Cavalleria è presentata invece con taglio tutto cerebrale, introspettivo e socio-filosofeggiante, che subito si manifesta: bordelli! Le scene sono state costruite tempo fa, quindi mancava la targa "Villa San Martino - Arcore" per rendere l'ambientazione un filino più aderente al tema. Ecco, intanto sappiamo di trovarci prima del 20 settembre 1958, ed è già qualcosa. Poi, mostrare un casino in piena attività nella mattinata di Pasqua è una genialata di cui tutti i siciliani saranno eternamente grati al regista! Ma poco dopo scopriamo la vera intenzione di Martone: scolpire da subito la personalità di Alfio. Un tipo che, appunto, a Pasqua si alza e va direttamente al bordello; e ha tanto poco rispetto per la donna (moglie o puttana, fa lo stesso) che dopo (non prima) dello sfogo fisiologico va dal barbiere a farsi bello! Servono a qualcosa o no, i registi, vivaddio?

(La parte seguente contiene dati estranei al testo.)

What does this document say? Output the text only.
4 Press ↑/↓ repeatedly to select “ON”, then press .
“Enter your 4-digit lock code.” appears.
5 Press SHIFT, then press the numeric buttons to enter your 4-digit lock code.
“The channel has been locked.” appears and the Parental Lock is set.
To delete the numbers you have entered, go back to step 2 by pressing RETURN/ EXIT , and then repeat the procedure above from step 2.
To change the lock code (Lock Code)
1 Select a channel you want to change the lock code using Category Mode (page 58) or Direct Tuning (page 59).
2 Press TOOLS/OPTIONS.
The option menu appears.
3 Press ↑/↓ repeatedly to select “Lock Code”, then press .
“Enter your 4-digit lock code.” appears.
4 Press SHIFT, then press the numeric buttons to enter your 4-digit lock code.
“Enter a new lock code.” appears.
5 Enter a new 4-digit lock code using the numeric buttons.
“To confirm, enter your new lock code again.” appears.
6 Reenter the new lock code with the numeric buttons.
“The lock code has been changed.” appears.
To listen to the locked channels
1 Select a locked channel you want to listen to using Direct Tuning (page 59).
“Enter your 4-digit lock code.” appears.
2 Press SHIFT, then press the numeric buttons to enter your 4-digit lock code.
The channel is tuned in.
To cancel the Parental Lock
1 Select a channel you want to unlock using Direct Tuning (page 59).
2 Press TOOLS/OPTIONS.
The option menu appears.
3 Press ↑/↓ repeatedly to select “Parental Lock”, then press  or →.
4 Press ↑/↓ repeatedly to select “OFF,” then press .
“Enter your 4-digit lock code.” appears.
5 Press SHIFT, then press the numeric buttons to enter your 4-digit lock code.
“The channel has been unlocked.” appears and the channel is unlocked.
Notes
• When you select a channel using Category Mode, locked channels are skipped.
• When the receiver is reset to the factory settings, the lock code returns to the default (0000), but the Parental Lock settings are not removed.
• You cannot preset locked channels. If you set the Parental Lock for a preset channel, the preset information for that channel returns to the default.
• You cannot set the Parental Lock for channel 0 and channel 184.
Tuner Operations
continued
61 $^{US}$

Non disprezzabile invece l'idea della scena inizialmente vuota, riempita via via da sedie su cui il popolo prende posto, senza più andarsene. Facendo da costante testimone dei drammi esistenziali che si svolgono lì attorno. La Santa che arriva con la sua sedia sotto braccio e fatica a sistemarsi in mezzo alle altre sedie rende efficacemente l'idea dell'espulsione della donna peccatrice da una società bigotta e piena di pregiudizi. A differenza di Nedda, Lola è – perché così ce la musica Mascagni, sul testo dei suoi librettisti – una ragazza piuttosto leggera, per così dire, una civetta piuttosto vanesia; e così ben ce la propone la regìa di Martone. Detto dell'arbitrarietà dell'impersonificazione di Alfio, bene invece anche l'esposizione di Turiddu e mamma Lucia.

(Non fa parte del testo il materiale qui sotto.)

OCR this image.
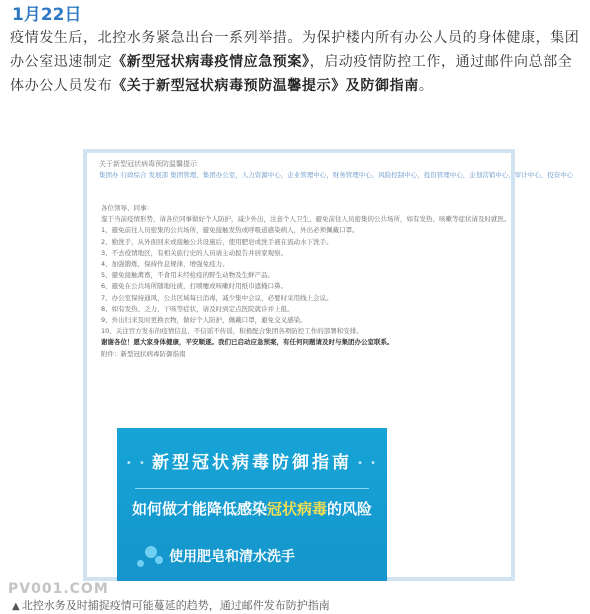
1月22日
疫情发生后，北控水务紧急出台一系列举措。为保护楼内所有办公人员的身体健康，集团办公室迅速制定《新型冠状病毒疫情应急预案》，启动疫情防控工作，通过邮件向总部全体办公人员发布《关于新型冠状病毒预防温馨提示》及防御指南。
关于新型冠状病毒预防温馨提示
集团办 行政综合 发展部 集团管理，集团办公室，人力资源中心，企业管理中心，财务管理中心，风险控制中心，投资管理中心，企划营销中心，审计中心，投资中心

各位领导、同事：

鉴于当前疫情形势，请各位同事做好个人防护，减少外出，注意个人卫生，避免前往人员密集的公共场所，如有发热、咳嗽等症状请及时就医。

1、避免前往人员密集的公共场所，避免接触发热或呼吸道感染病人，外出必须佩戴口罩。

2、勤洗手，从外面回来或接触公共设施后，使用肥皂或洗手液在流动水下洗手。

3、不去疫情地区，有相关旅行史的人员请主动报告并居家观察。

4、加强锻炼，保持作息规律，增强免疫力。

5、避免接触禽畜，不食用未经检疫的野生动物及生鲜产品。

6、避免在公共场所随地吐痰，打喷嚏或咳嗽时用纸巾遮掩口鼻。

7、办公室保持通风，公共区域每日消毒，减少集中会议，必要时采用线上会议。

8、如有发热、乏力、干咳等症状，请及时到定点医院就诊并上报。

9、外出归来及时更换衣物，做好个人防护，佩戴口罩，避免交叉感染。

10、关注官方发布的疫情信息，不信谣不传谣，积极配合集团各项防控工作的部署和安排。

谢谢各位！愿大家身体健康，平安顺遂。我们已启动应急预案，有任何问题请及时与集团办公室联系。

附件：新型冠状病毒防御指南

• • 新型冠状病毒防御指南 • •
如何做才能降低感染冠状病毒的风险
使用肥皂和清水洗手
PV001.COM
▲ 北控水务及时捕捉疫情可能蔓延的趋势，通过邮件发布防护指南
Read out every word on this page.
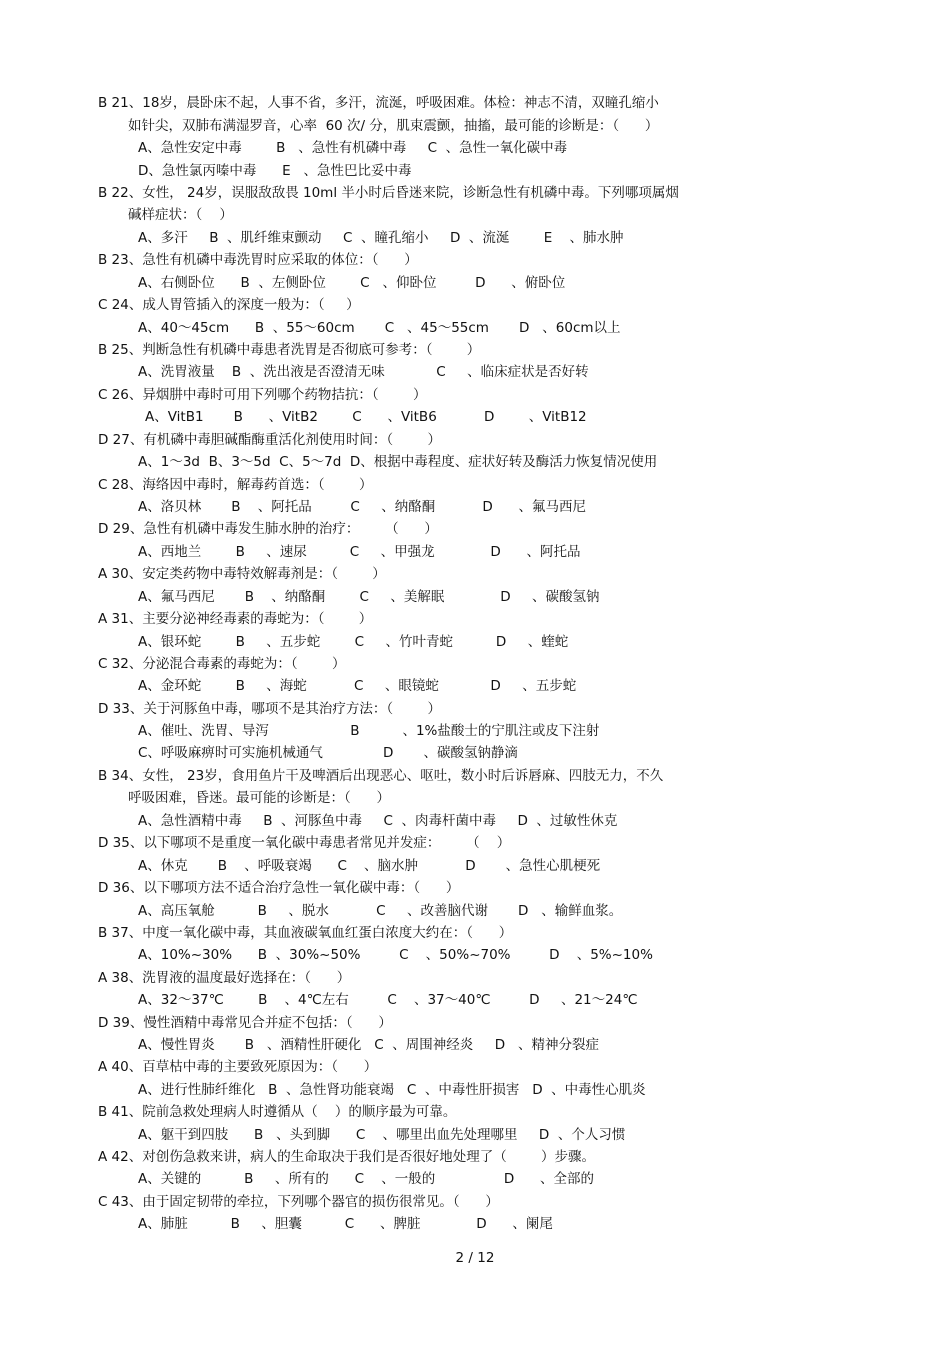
B 21、18岁，晨卧床不起，人事不省，多汗，流涎，呼吸困难。体检：神志不清，双瞳孔缩小
如针尖，双肺布满湿罗音，心率  60 次/ 分，肌束震颤，抽搐，最可能的诊断是：（      ）
A、急性安定中毒        B   、急性有机磷中毒     C  、急性一氧化碳中毒
D、急性氯丙嗪中毒      E   、急性巴比妥中毒
B 22、女性， 24岁，误服敌敌畏 10ml 半小时后昏迷来院，诊断急性有机磷中毒。下列哪项属烟
碱样症状：（    ）
A、多汗     B  、肌纤维束颤动     C  、瞳孔缩小     D  、流涎        E    、肺水肿
B 23、急性有机磷中毒洗胃时应采取的体位：（      ）
A、右侧卧位      B  、左侧卧位        C   、仰卧位         D      、俯卧位
C 24、成人胃管插入的深度一般为：（     ）
A、40～45cm      B  、55～60cm       C   、45～55cm       D   、60cm以上
B 25、判断急性有机磷中毒患者洗胃是否彻底可参考：（        ）
A、洗胃液量    B  、洗出液是否澄清无味            C     、临床症状是否好转
C 26、异烟肼中毒时可用下列哪个药物拮抗：（        ）
A、VitB1       B      、VitB2        C      、VitB6           D        、VitB12
D 27、有机磷中毒胆碱酯酶重活化剂使用时间：（        ）
A、1～3d  B、3～5d  C、5～7d  D、根据中毒程度、症状好转及酶活力恢复情况使用
C 28、海络因中毒时，解毒药首选：（        ）
A、洛贝林       B    、阿托品         C     、纳酪酮           D      、氟马西尼
D 29、急性有机磷中毒发生肺水肿的治疗：      （      ）
A、西地兰        B     、速尿          C     、甲强龙             D      、阿托品
A 30、安定类药物中毒特效解毒剂是：（        ）
A、氟马西尼       B    、纳酪酮        C     、美解眠             D     、碳酸氢钠
A 31、主要分泌神经毒素的毒蛇为：（        ）
A、银环蛇        B     、五步蛇        C     、竹叶青蛇          D     、蝰蛇
C 32、分泌混合毒素的毒蛇为：（        ）
A、金环蛇        B     、海蛇           C     、眼镜蛇            D     、五步蛇
D 33、关于河豚鱼中毒，哪项不是其治疗方法：（        ）
A、催吐、洗胃、导泻                   B          、1%盐酸士的宁肌注或皮下注射
C、呼吸麻痹时可实施机械通气              D       、碳酸氢钠静滴
B 34、女性， 23岁，食用鱼片干及啤酒后出现恶心、呕吐，数小时后诉唇麻、四肢无力，不久
呼吸困难，昏迷。最可能的诊断是：（      ）
A、急性酒精中毒     B  、河豚鱼中毒     C  、肉毒杆菌中毒     D  、过敏性休克
D 35、以下哪项不是重度一氧化碳中毒患者常见并发症：      （    ）
A、休克       B    、呼吸衰竭      C    、脑水肿           D       、急性心肌梗死
D 36、以下哪项方法不适合治疗急性一氧化碳中毒：（      ）
A、高压氧舱          B     、脱水           C     、改善脑代谢       D   、输鲜血浆。
B 37、中度一氧化碳中毒，其血液碳氧血红蛋白浓度大约在：（      ）
A、10%~30%      B  、30%~50%         C    、50%~70%         D    、5%~10%
A 38、洗胃液的温度最好选择在：（      ）
A、32～37℃        B    、4℃左右         C    、37～40℃         D     、21～24℃
D 39、慢性酒精中毒常见合并症不包括：（      ）
A、慢性胃炎       B   、酒精性肝硬化   C  、周围神经炎     D   、精神分裂症
A 40、百草枯中毒的主要致死原因为：（      ）
A、进行性肺纤维化   B  、急性肾功能衰竭   C  、中毒性肝损害   D  、中毒性心肌炎
B 41、院前急救处理病人时遵循从（    ）的顺序最为可靠。
A、躯干到四肢      B   、头到脚      C    、哪里出血先处理哪里     D  、个人习惯
A 42、对创伤急救来讲，病人的生命取决于我们是否很好地处理了（        ）步骤。
A、关键的          B     、所有的      C    、一般的                D      、全部的
C 43、由于固定韧带的牵拉，下列哪个器官的损伤很常见。（      ）
A、肺脏          B     、胆囊          C      、脾脏             D      、阑尾
2 / 12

In definitiva, una serata più che piacevole, grazie soprattutto a questa musica, in cui si sentono atmosfere sonore, se non proprio spunti tematici, che appariranno in quegli anni nelle sinfonie di Mahler, che fu interprete entusiasta sia di Mascagni che di Leoncavallo (a dispetto degli scontri avuti con quest'ultimo) e dalla cui musica dal taglio popolare fu sicuramente ispirato.